Quelles ont été les actions retenues ?
Les deux améliorations ont pour point commun de permettre de travailler debout, en réduisant les efforts et les mauvaises postures. Il s’agit de l’acquisition d’une machine de découpe de l’étanchéité en toiture et de la modification des procédés d’application appuyée par la conductrice de travaux de résine. Sur ce second point, cela a permis de diviser par trois le temps d’application pour un investissement minime. Avec une nette amélioration des conditions de travail pour les opérateurs.
Les collaborateurs ont eux-mêmes proposé les solutions.
Émilie Frerejouan, responsable QSE chez Eriane
Entrée dans l’entreprise en 2021 pour piloter la certification Mase, Émilie Frerejouan y assure les missions QSE (et accessoirement le rôle d’apicultrice !), gère la maintenance du matériel, des parcs véhicules et machines, l’accueil et la formation des nouveaux arrivants… Des fonctions transverses qui contribuent à sa « vision globale de la sécurité » et à son apport qualitatif au niveau du chantier.
Photo : 293 - Eriane - c04
Crédit photo : Frédéric Vielcanet

« Il faut saluer l’engagement des dirigeants d’Éric Vautrin et de son épouse qui, dès la création de l’entreprise, ont été sensibles à la santé des collaborateurs, explique Olivier Andreoli, conseiller en prévention. Stéphane Wagner partage les mêmes convictions. Il est un fidèle des matinées CAP Prévention que nous animons avec les entreprises du Haut-Rhin. »

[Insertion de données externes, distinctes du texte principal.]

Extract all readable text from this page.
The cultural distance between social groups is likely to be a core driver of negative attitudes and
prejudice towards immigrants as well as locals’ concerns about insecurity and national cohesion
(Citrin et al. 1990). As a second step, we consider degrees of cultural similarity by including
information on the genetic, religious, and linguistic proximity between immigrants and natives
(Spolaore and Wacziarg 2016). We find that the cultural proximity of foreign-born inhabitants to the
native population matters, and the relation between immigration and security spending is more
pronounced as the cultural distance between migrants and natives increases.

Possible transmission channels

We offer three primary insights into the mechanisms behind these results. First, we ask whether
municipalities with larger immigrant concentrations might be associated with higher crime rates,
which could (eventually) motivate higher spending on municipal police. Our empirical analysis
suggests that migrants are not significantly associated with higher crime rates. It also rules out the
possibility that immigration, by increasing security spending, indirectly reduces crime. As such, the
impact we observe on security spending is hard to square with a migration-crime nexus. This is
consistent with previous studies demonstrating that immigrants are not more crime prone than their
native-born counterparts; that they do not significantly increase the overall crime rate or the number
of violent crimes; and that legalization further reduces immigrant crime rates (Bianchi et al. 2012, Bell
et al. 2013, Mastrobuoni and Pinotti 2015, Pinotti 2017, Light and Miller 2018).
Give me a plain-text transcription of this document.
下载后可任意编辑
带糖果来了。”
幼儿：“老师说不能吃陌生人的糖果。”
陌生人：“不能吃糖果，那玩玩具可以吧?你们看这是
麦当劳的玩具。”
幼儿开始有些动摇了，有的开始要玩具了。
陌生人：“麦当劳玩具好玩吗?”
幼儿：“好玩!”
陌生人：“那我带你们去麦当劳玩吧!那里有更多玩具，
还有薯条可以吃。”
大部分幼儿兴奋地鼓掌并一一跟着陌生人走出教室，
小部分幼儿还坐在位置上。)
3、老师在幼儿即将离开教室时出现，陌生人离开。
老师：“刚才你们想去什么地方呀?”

« Animée par Florian Walk, conseiller OPPBTP et formateur qui accompagne l’entreprise, la formation Adapt Métier a permis d’initier des actions comme l’achat de la machine de découpe de l’étanchéité pouvant être financé à 70 % par le Fipu au titre de l’adaptation de poste d’un salarié de l’entreprise. »
« Le classeur embarqué dans les véhicules est un bon indicateur de la maturité de l’entreprise en prévention. Régulièrement mis à jour et consulté, il contient des FDS simplifiées, de la documentation techniques et des documents spécifiques au chantier. C’est à mon sens un point fort pour l’entreprise. »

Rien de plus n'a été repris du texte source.